Business Applications
What stood out most was the focus on solving practical business problems. The examples weren’t just about writing SQL but about understanding the “why” behind the queries, which I believe is a key skill for any data analyst.
What I didn’t
Not Beginner Friendly: While it’s marketed towards beginners but besides the first chapter, it dives straight into SQL techniques. For beginners, I would’ve preferred a more comprehensive introduction with foundational concepts, such as generating basic statistical summaries of datasets.
The Second Chapter: The second chapter was less structured and felt like a mix of an introduction and analysis techniques. Frankly it was a bit confusing. Splitting it into two chapters: one for beginner-friendly analyses and another for data preparation could improve its readability.

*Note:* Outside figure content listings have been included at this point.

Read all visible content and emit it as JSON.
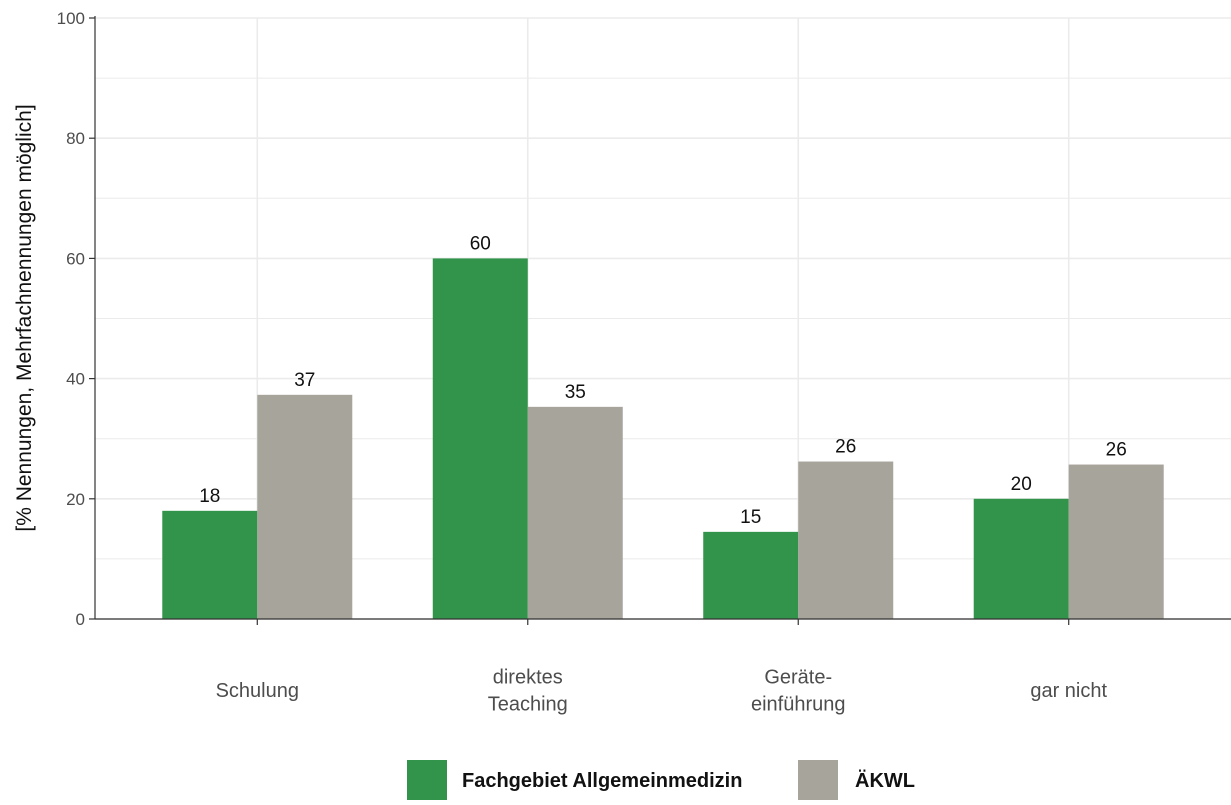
{
  "chart_data": {
    "type": "bar",
    "title": "",
    "xlabel": "",
    "ylabel": "[% Nennungen, Mehrfachnennungen möglich]",
    "ylim": [
      0,
      100
    ],
    "yticks": [
      0,
      20,
      40,
      60,
      80,
      100
    ],
    "categories": [
      [
        "Schulung"
      ],
      [
        "direktes",
        "Teaching"
      ],
      [
        "Geräte-",
        "einführung"
      ],
      [
        "gar nicht"
      ]
    ],
    "series": [
      {
        "name": "Fachgebiet Allgemeinmedizin",
        "color": "#31944a",
        "values": [
          18,
          60,
          14.5,
          20
        ],
        "labels": [
          "18",
          "60",
          "15",
          "20"
        ]
      },
      {
        "name": "ÄKWL",
        "color": "#a7a49c",
        "values": [
          37.3,
          35.3,
          26.2,
          25.7
        ],
        "labels": [
          "37",
          "35",
          "26",
          "26"
        ]
      }
    ],
    "grid": true,
    "legend": "bottom"
  }
}
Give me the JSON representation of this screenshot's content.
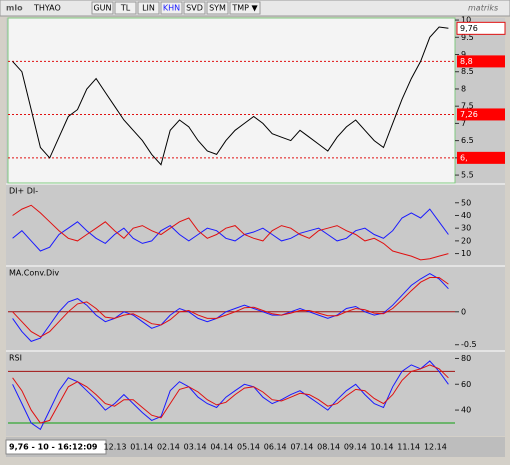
{
  "toolbar": {
    "logo": "mlo",
    "symbol": "THYAO",
    "buttons": [
      "GUN",
      "TL",
      "LIN",
      "KHN",
      "SVD",
      "SYM",
      "TMP ▼"
    ],
    "brand": "matriks"
  },
  "status": "9,76 - 10 - 16:12:09",
  "time_axis": [
    "12.13",
    "01.14",
    "02.14",
    "03.14",
    "04.14",
    "05.14",
    "06.14",
    "07.14",
    "08.14",
    "09.14",
    "10.14",
    "11.14",
    "12.14"
  ],
  "chart_data": [
    {
      "type": "line",
      "color": "#000000",
      "values": [
        8.8,
        8.5,
        7.4,
        6.3,
        6.0,
        6.6,
        7.2,
        7.4,
        8.0,
        8.3,
        7.9,
        7.5,
        7.1,
        6.8,
        6.5,
        6.1,
        5.8,
        6.8,
        7.1,
        6.9,
        6.5,
        6.2,
        6.1,
        6.5,
        6.8,
        7.0,
        7.2,
        7.0,
        6.7,
        6.6,
        6.5,
        6.8,
        6.6,
        6.4,
        6.2,
        6.6,
        6.9,
        7.1,
        6.8,
        6.5,
        6.3,
        7.0,
        7.7,
        8.3,
        8.8,
        9.5,
        9.8,
        9.76
      ],
      "ylim": [
        5.27,
        10.06
      ],
      "yticks": [
        5.5,
        6,
        6.5,
        7,
        7.5,
        8,
        8.5,
        9,
        9.5,
        10
      ],
      "levels": [
        {
          "value": 8.8,
          "label": "8,8"
        },
        {
          "value": 7.26,
          "label": "7,26"
        },
        {
          "value": 6,
          "label": "6,"
        }
      ],
      "last": {
        "value": 9.76,
        "label": "9,76"
      }
    },
    {
      "type": "line",
      "title": "DI+ DI-",
      "series": [
        {
          "color": "#1a1aff",
          "values": [
            22,
            28,
            20,
            12,
            15,
            25,
            30,
            35,
            28,
            22,
            18,
            25,
            30,
            22,
            18,
            20,
            28,
            32,
            25,
            20,
            25,
            30,
            28,
            22,
            20,
            25,
            27,
            30,
            25,
            20,
            22,
            26,
            28,
            30,
            25,
            20,
            22,
            28,
            30,
            25,
            22,
            28,
            38,
            42,
            38,
            45,
            35,
            25
          ]
        },
        {
          "color": "#e01010",
          "values": [
            40,
            45,
            48,
            42,
            35,
            28,
            22,
            20,
            25,
            30,
            35,
            28,
            22,
            30,
            32,
            28,
            25,
            30,
            35,
            38,
            28,
            22,
            25,
            30,
            32,
            25,
            22,
            20,
            28,
            32,
            30,
            25,
            22,
            28,
            30,
            32,
            28,
            25,
            20,
            22,
            18,
            12,
            10,
            8,
            5,
            6,
            8,
            10
          ]
        }
      ],
      "ylim": [
        1,
        64
      ],
      "yticks": [
        10,
        20,
        30,
        40,
        50
      ]
    },
    {
      "type": "line",
      "title": "MA.Conv.Div",
      "series": [
        {
          "color": "#1a1aff",
          "values": [
            -0.1,
            -0.3,
            -0.45,
            -0.4,
            -0.2,
            0.0,
            0.15,
            0.2,
            0.1,
            -0.05,
            -0.15,
            -0.1,
            0.0,
            -0.05,
            -0.15,
            -0.25,
            -0.2,
            -0.05,
            0.05,
            0.0,
            -0.1,
            -0.15,
            -0.1,
            0.0,
            0.05,
            0.1,
            0.05,
            0.0,
            -0.05,
            -0.05,
            0.0,
            0.05,
            0.0,
            -0.05,
            -0.1,
            -0.05,
            0.05,
            0.08,
            0.0,
            -0.05,
            -0.02,
            0.1,
            0.25,
            0.4,
            0.5,
            0.58,
            0.5,
            0.35
          ]
        },
        {
          "color": "#e01010",
          "values": [
            0.0,
            -0.15,
            -0.3,
            -0.38,
            -0.3,
            -0.15,
            0.0,
            0.12,
            0.15,
            0.05,
            -0.08,
            -0.1,
            -0.05,
            -0.03,
            -0.1,
            -0.18,
            -0.2,
            -0.12,
            0.0,
            0.02,
            -0.05,
            -0.1,
            -0.1,
            -0.05,
            0.0,
            0.06,
            0.07,
            0.02,
            -0.03,
            -0.05,
            -0.02,
            0.02,
            0.02,
            -0.02,
            -0.06,
            -0.06,
            0.0,
            0.05,
            0.03,
            -0.02,
            -0.03,
            0.05,
            0.18,
            0.32,
            0.45,
            0.52,
            0.52,
            0.42
          ]
        }
      ],
      "ylim": [
        -0.58,
        0.68
      ],
      "yticks": [
        -0.5,
        0
      ],
      "zero_line": 0
    },
    {
      "type": "line",
      "title": "RSI",
      "series": [
        {
          "color": "#1a1aff",
          "values": [
            60,
            45,
            30,
            25,
            40,
            55,
            65,
            62,
            55,
            48,
            40,
            45,
            52,
            45,
            38,
            32,
            35,
            55,
            62,
            58,
            50,
            45,
            42,
            50,
            55,
            60,
            58,
            50,
            45,
            48,
            52,
            55,
            50,
            45,
            40,
            48,
            55,
            60,
            52,
            45,
            42,
            58,
            70,
            75,
            72,
            78,
            70,
            60
          ]
        },
        {
          "color": "#e01010",
          "values": [
            65,
            55,
            40,
            30,
            32,
            45,
            58,
            62,
            58,
            52,
            45,
            43,
            48,
            48,
            42,
            36,
            34,
            45,
            56,
            58,
            54,
            48,
            44,
            46,
            52,
            57,
            58,
            54,
            48,
            47,
            50,
            53,
            52,
            48,
            43,
            45,
            51,
            56,
            55,
            49,
            45,
            52,
            63,
            70,
            72,
            75,
            72,
            65
          ]
        }
      ],
      "ylim": [
        23,
        85
      ],
      "yticks": [
        40,
        60,
        80
      ],
      "bands": [
        {
          "value": 70,
          "color": "#a01010"
        },
        {
          "value": 30,
          "color": "#10a010"
        }
      ]
    }
  ]
}
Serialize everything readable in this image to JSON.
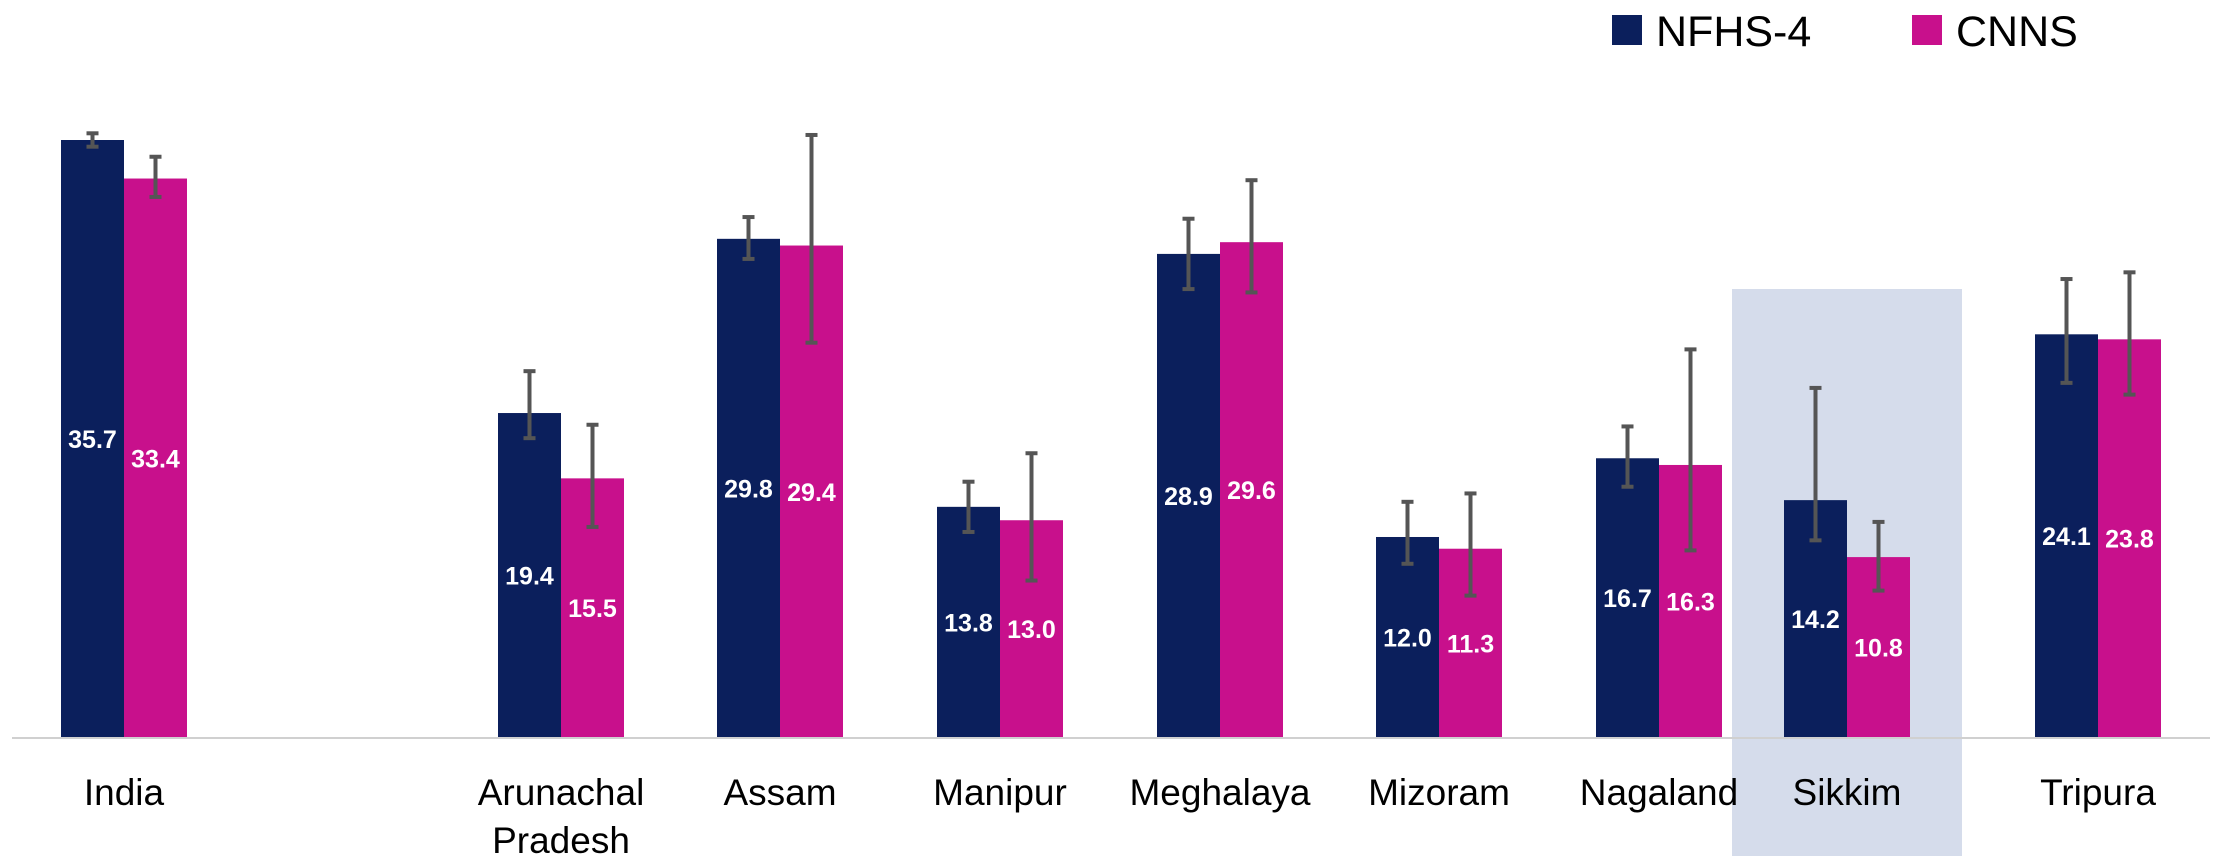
{
  "chart_data": {
    "type": "bar",
    "categories": [
      "India",
      "Arunachal Pradesh",
      "Assam",
      "Manipur",
      "Meghalaya",
      "Mizoram",
      "Nagaland",
      "Sikkim",
      "Tripura"
    ],
    "highlighted_category": "Sikkim",
    "series": [
      {
        "name": "NFHS-4",
        "color": "#0B1F5C",
        "values": [
          35.7,
          19.4,
          29.8,
          13.8,
          28.9,
          12.0,
          16.7,
          14.2,
          24.1
        ],
        "labels": [
          "35.7",
          "19.4",
          "29.8",
          "13.8",
          "28.9",
          "12.0",
          "16.7",
          "14.2",
          "24.1"
        ],
        "error_low": [
          35.3,
          17.9,
          28.6,
          12.3,
          26.8,
          10.4,
          15.0,
          11.8,
          21.2
        ],
        "error_high": [
          36.1,
          21.9,
          31.1,
          15.3,
          31.0,
          14.1,
          18.6,
          20.9,
          27.4
        ]
      },
      {
        "name": "CNNS",
        "color": "#C8108C",
        "values": [
          33.4,
          15.5,
          29.4,
          13.0,
          29.6,
          11.3,
          16.3,
          10.8,
          23.8
        ],
        "labels": [
          "33.4",
          "15.5",
          "29.4",
          "13.0",
          "29.6",
          "11.3",
          "16.3",
          "10.8",
          "23.8"
        ],
        "error_low": [
          32.3,
          12.6,
          23.6,
          9.4,
          26.6,
          8.5,
          11.2,
          8.8,
          20.5
        ],
        "error_high": [
          34.7,
          18.7,
          36.0,
          17.0,
          33.3,
          14.6,
          23.2,
          12.9,
          27.8
        ]
      }
    ],
    "ylim": [
      0,
      37
    ],
    "legend": "top-right",
    "grid": false
  }
}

Overuse of Subqueries: The author primarily used subqueries instead of Common Table Expressions (CTEs). While she explained her preference (CTEs weren’t standard when she learned SQL), I find CTEs are easier to understand and explain, especially for complex queries.
Irrelevant Datasets: Some of datasets used lacked practical relevance. For instance, analyzing extraterrestrial sightings isn’t applicable to most analysts. Using datasets tied to real business problems, such as product reviews or customer feedback, would have made the examples more impactful.
Query Tips for Beginners: SQL best practices, like using comments and optimizing queries, were covered at the back of the book. These tips would have been more helpful earlier, especially for readers new to structuring and debugging queries.
How I Used this
While not every chapter was applicable to my role, I focused on sections that could make the biggest impact, like the chapter on cohort analysis to improve retention metrics. My general strategy for technical books is to thoroughly read chapters that are directly relevant to my work while skimming less applicable sections.
I see this book as a reference that I’ll keep in my office to review frequently. Here are two others I use as well:
Practical Statistics for Data Scientists (2nd Edition) by Peter Bruce, Andrew Bruce, Peter Gedeck
Essential Mathematics for Data Science by Thomas Nield
Who is This For
This book is best for intermediate SQL users looking to improve their skills with practical business applications, like cohort or experiment analysis. However, I wouldn’t recommend it to complete beginners, as it assumes a level of familiarity with SQL basics. For beginners I’d recommend the following books:
Practical SQL (2nd Edition) by Anthony DeBarros
Learning SQL by Alan Beaulieu
Getting Started with SQL by Thomas Nield
Summary
SQL for Data Analysis by Cathy Tanimura is a great supplementary resource for leveling up your SQL skills. While it’s not beginner-friendly, the techniques and methods presented can be directly applied to solving real business problems. Despite some flaws, I found it valuable for refining my approach to SQL analysis.